L’aboutissement des pourparlers inter burundais intervient sans les FNL, l’autre mouvement politico-militaire aux prises avec les FAB dans quelques communes de Bujumbura rural. Le protestant de la crête ne reconnaît pas Domitien NDAYIZEYE comme président de la république et réclame outre l’implication personnelle de l’ancien président Sud africain Nelson Mandela, des négociations directes avec ce qu’il appelle ses frères tutsis. Devant ces nouveaux préalables du PALIPEHUTU-FNL, certains analystes de la politique africaine décortiquent le refus catégorique de RWASA à rejoindre la table des négociations « Tout le monde sait, y compris la médiation, que Domitien, un produit du FRODEBU, n’a pas tous les pouvoirs nécessaires pour définir tout seul l’avenir de l’armée actuelle. Néanmoins, il voyage toujours avec des hauts cadres de l’armée qui peuvent dire oui ou nom à tout moment devant n’importe quelle décision touchant l’armée. Donc, il y a lieu de présumer que l’accord qui vient d’être signé engage l’armée au même titre que les FDD car les FAB y ont été associés à tous niveaux. Demain, les FNL devront opérer un choix entre les options suivantes : Embarquer dans le train, continuer la guerre en promettant une victoire militaire à court terme ou s’allier à l’extrême droite tutsi pour tenter de faire échouer le processus de paix en cours. Selon mon analyse personnelle, c’est la première option qui me semble être la plus probable, mais la dernière est aussi possible car il y a neuf ans, personne ne pouvait prédire l’union matrimoniale actuelle entre le FRODEBU et l’ancien parti unique, l’UPRONA» explique un cadre de GERDES-AFRIQUE joint par téléphone depuis Cotonou la capitale économique du Bénin.

Entre temps, les burundais peuvent espérer la paix et savourer une certaine accalmie qui règne à l’intérieur du pays. Personne dans le monde des sciences politiques, ne peut donner un seul exemple de l’histoire de la résolution pacifique des conflits où un accord politique a commencé par son application avant d’être signé. Tout accord commence par une signature des parties et il revient à ces dernières de respecter ou pas la parole donnée. La population burundaise n’a donc pas tort de voir une fumée d’espoir dans cet accord et d’accorder le bénéfice du doute aux signateurs.

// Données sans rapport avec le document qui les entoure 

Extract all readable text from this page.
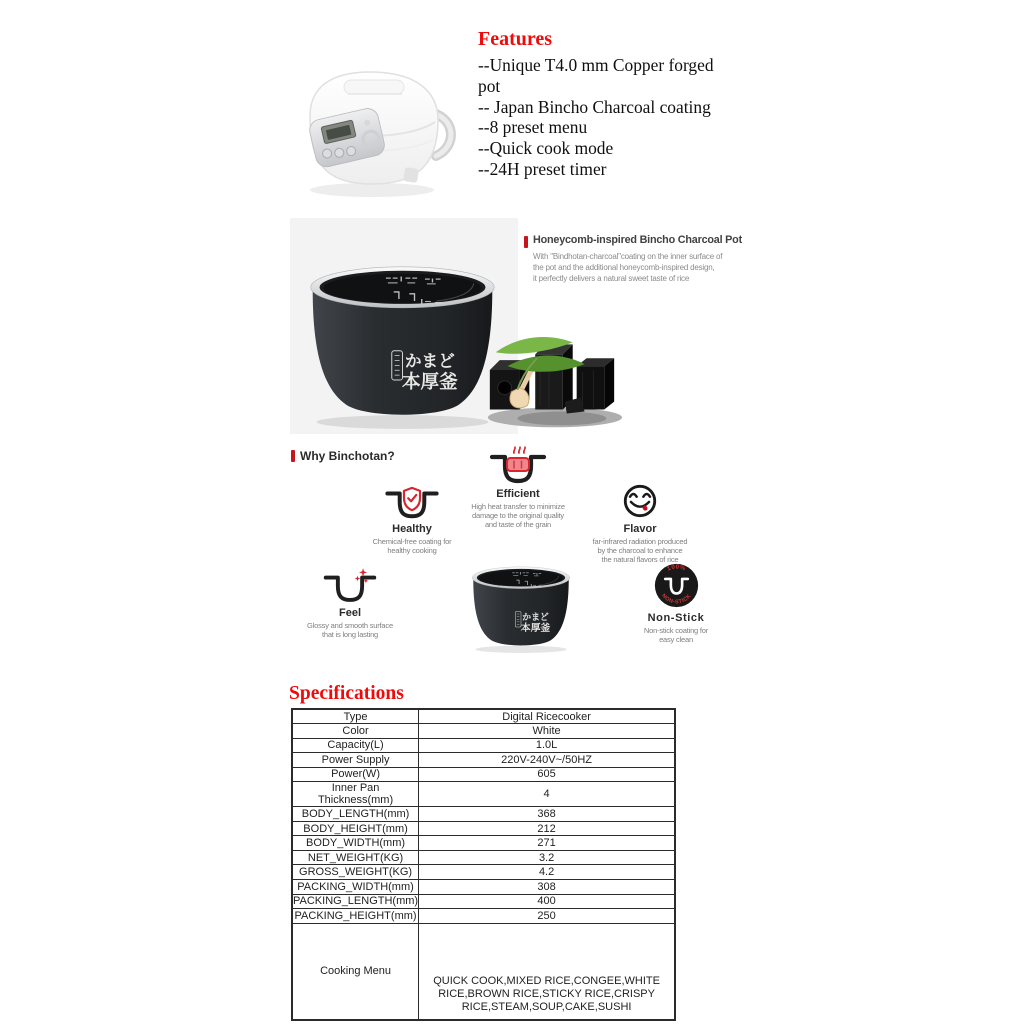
Features
--Unique T4.0 mm Copper forged pot
-- Japan Bincho Charcoal coating
--8 preset menu
--Quick cook mode
--24H preset timer
かまど
本厚釜
Honeycomb-inspired Bincho Charcoal Pot
With "Bindhotan-charcoal"coating on the inner surface of
the pot and the additional honeycomb-inspired design,
it perfectly delivers a natural sweet taste of rice
Why Binchotan?
Healthy
Chemical-free coating for
healthy cooking
Efficient
High heat transfer to minimize
damage to the original quality
and taste of the grain	Flavor
far-infrared radiation produced
by the charcoal to enhance
the natural flavors of rice
Feel
Glossy and smooth surface
that is long lasting
100%
NON-STICK
Non-Stick
Non-stick coating for
easy clean
Specifications
Type	Digital Ricecooker
Color	White
Capacity(L)	1.0L
Power Supply	220V-240V~/50HZ
Power(W)	605
Inner Pan Thickness(mm)	4
BODY_LENGTH(mm)	368
BODY_HEIGHT(mm)	212
BODY_WIDTH(mm)	271
NET_WEIGHT(KG)	3.2
GROSS_WEIGHT(KG)	4.2
PACKING_WIDTH(mm)	308
PACKING_LENGTH(mm)	400
PACKING_HEIGHT(mm)	250
Cooking Menu	QUICK COOK,MIXED RICE,CONGEE,WHITE
RICE,BROWN RICE,STICKY RICE,CRISPY
RICE,STEAM,SOUP,CAKE,SUSHI
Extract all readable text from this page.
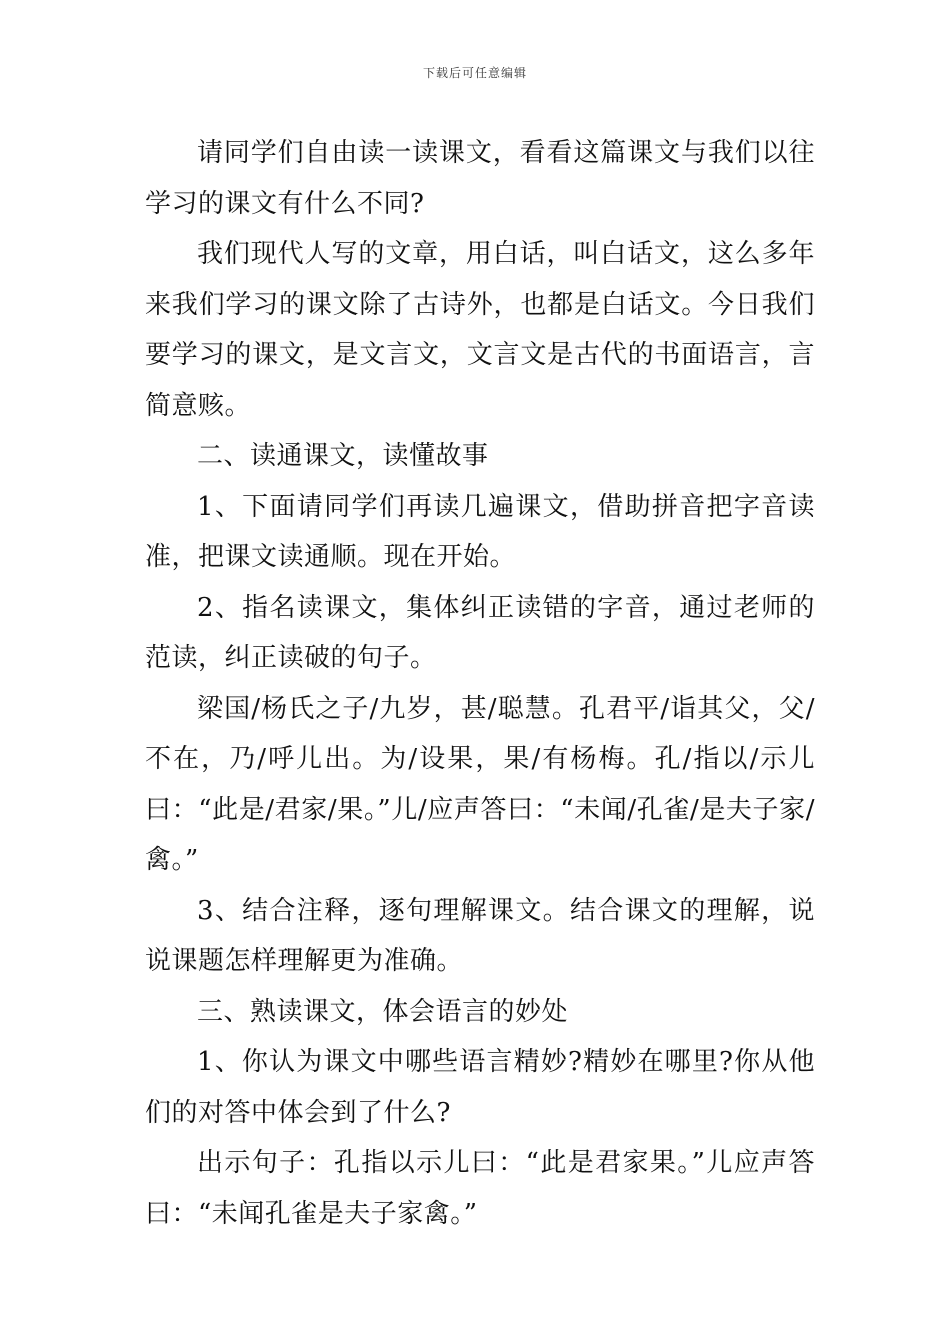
下载后可任意编辑

请同学们自由读一读课文，看看这篇课文与我们以往学习的课文有什么不同?

我们现代人写的文章，用白话，叫白话文，这么多年来我们学习的课文除了古诗外，也都是白话文。今日我们要学习的课文，是文言文，文言文是古代的书面语言，言简意赅。

二、读通课文，读懂故事

1、下面请同学们再读几遍课文，借助拼音把字音读准，把课文读通顺。现在开始。

2、指名读课文，集体纠正读错的字音，通过老师的范读，纠正读破的句子。

梁国/杨氏之子/九岁，甚/聪慧。孔君平/诣其父，父/不在，乃/呼儿出。为/设果，果/有杨梅。孔/指以/示儿曰：“此是/君家/果。”儿/应声答曰：“未闻/孔雀/是夫子家/禽。”

3、结合注释，逐句理解课文。结合课文的理解，说说课题怎样理解更为准确。

三、熟读课文，体会语言的妙处

1、你认为课文中哪些语言精妙?精妙在哪里?你从他们的对答中体会到了什么?

出示句子：孔指以示儿曰：“此是君家果。”儿应声答曰：“未闻孔雀是夫子家禽。”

L’Accord longtemps attendu consacre le partage du pouvoir et l’intégration des FDD au sein des corps de défense et de sécurité nationale et est supposé mettre un terme à la guerre burundaise qui vient de durer dix bonnes années sans que personne ne la gagne contrairement aux aspirations d’origine de part et d’autre. Le seul point qui était resté en suspens lors des derniers pourparlers de Pretoria, à savoir la participation du CNDD-FDD au Sénat, n’a pas empêcher aux négociateur de parapher l’accord.

La guerre civile qui sévit au Burundi oppose l’armée régulière dominée par l’ethnie Tutsi à plusieurs mouvements rebelles dont le FNL qui refuse toujours de négocier avec Bujumbura. Elle a fait plus de 300.000 morts depuis l’assassinat, en octobre 93 de Melchior NDADAYE, premier président issu de l'ethnie hutu, et premier président démocratiquement élu dans l'histoire du Burundi.